Mad Max? Really?

It was a little startling to hear that Mad Max swept the B-level Academy Awards last night.  Much as I love the series, the last episode was kind of dumb and forgettable.  Well, at least no one was nuts enough to hand it any awards for things like directing, screenplay, or acting, and it's fair enough to say that its costumes and make-up and so on were well crafted.  (But sound editing?  Seriously?  Do they throw darts for that award, simply treat it as a consolation prize, or are there judges who genuinely pay attention to the technical aspects of sound editing?)

On the other hand I have to admit it's the only movie on the entire Oscars roster I've actually seen, so it's not as though I had my finger on the pulse.

4 comments:

Grim said...

I thought Mad Max was amazing. It's one of the most tightly-edited, intense movies I've ever seen. It's amazing to me that they were able to maintain that pace through the movie with only one short break most of the way through without exhausting the audience. And it pushed the Heavy Metal line between hardcore and ridiculous as far as you could go without crossing it, which is a real feat in itself. It deserved some sort of award.
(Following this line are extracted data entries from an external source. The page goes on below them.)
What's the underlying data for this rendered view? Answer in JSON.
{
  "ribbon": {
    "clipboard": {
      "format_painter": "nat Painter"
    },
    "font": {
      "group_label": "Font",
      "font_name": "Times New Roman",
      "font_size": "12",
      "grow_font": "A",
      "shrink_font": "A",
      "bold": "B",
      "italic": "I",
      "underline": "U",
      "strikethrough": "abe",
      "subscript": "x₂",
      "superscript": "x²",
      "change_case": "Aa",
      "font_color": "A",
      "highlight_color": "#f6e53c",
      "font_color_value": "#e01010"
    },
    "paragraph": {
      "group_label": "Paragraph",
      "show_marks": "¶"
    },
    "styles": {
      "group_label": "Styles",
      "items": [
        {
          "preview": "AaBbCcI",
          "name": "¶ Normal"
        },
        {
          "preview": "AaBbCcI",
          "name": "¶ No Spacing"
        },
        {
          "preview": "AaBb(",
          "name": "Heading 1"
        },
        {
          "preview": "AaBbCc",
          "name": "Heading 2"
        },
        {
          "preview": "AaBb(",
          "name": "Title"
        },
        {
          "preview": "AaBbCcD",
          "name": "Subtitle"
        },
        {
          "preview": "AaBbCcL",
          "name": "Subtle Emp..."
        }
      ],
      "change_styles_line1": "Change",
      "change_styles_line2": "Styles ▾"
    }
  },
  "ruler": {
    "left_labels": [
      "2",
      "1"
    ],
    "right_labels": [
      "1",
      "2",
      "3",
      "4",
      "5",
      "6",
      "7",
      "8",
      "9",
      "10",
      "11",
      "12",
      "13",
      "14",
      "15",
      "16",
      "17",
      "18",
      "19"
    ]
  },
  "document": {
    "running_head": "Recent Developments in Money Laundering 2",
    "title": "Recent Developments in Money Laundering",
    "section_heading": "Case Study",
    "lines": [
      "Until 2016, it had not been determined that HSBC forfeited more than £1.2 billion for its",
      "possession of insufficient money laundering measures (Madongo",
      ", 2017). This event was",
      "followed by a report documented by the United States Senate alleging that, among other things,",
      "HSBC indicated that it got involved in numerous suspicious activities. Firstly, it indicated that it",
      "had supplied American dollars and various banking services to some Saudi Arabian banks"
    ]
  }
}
I don't know enough about the technical details of sound editing, though, to know what would go into an award on that point.

raven said...

It may be my long abused ears, but my main complaint with sound, at least with TV programs, and in particular British TV programs, is the background music/noise can be so annoyingly loud as to make difficult to hear the dialoge. I "get it" that to be realistic, you want some street noise and bar noise etc, but it is a movie, not real life, and if the actors are unintelligible, the story is lost.

( the corollary to this is that REALLY loud noises, are attenuated to mildness-I don't think any of the sound people ever heard a gunshot.)

Ymar Sakar said...

Must be all turtles going down.

Ymar Sakar said...

Raven, the Japanese tend to have the reverse method for sound mixing. Their dialogue is louder and clearer, while the music and sfx really are in the background. I chalk it up to aesthetics being a mirror of the soul of the people, as well as being formed from politics which is formed from ethics, epistemology, metaphysics.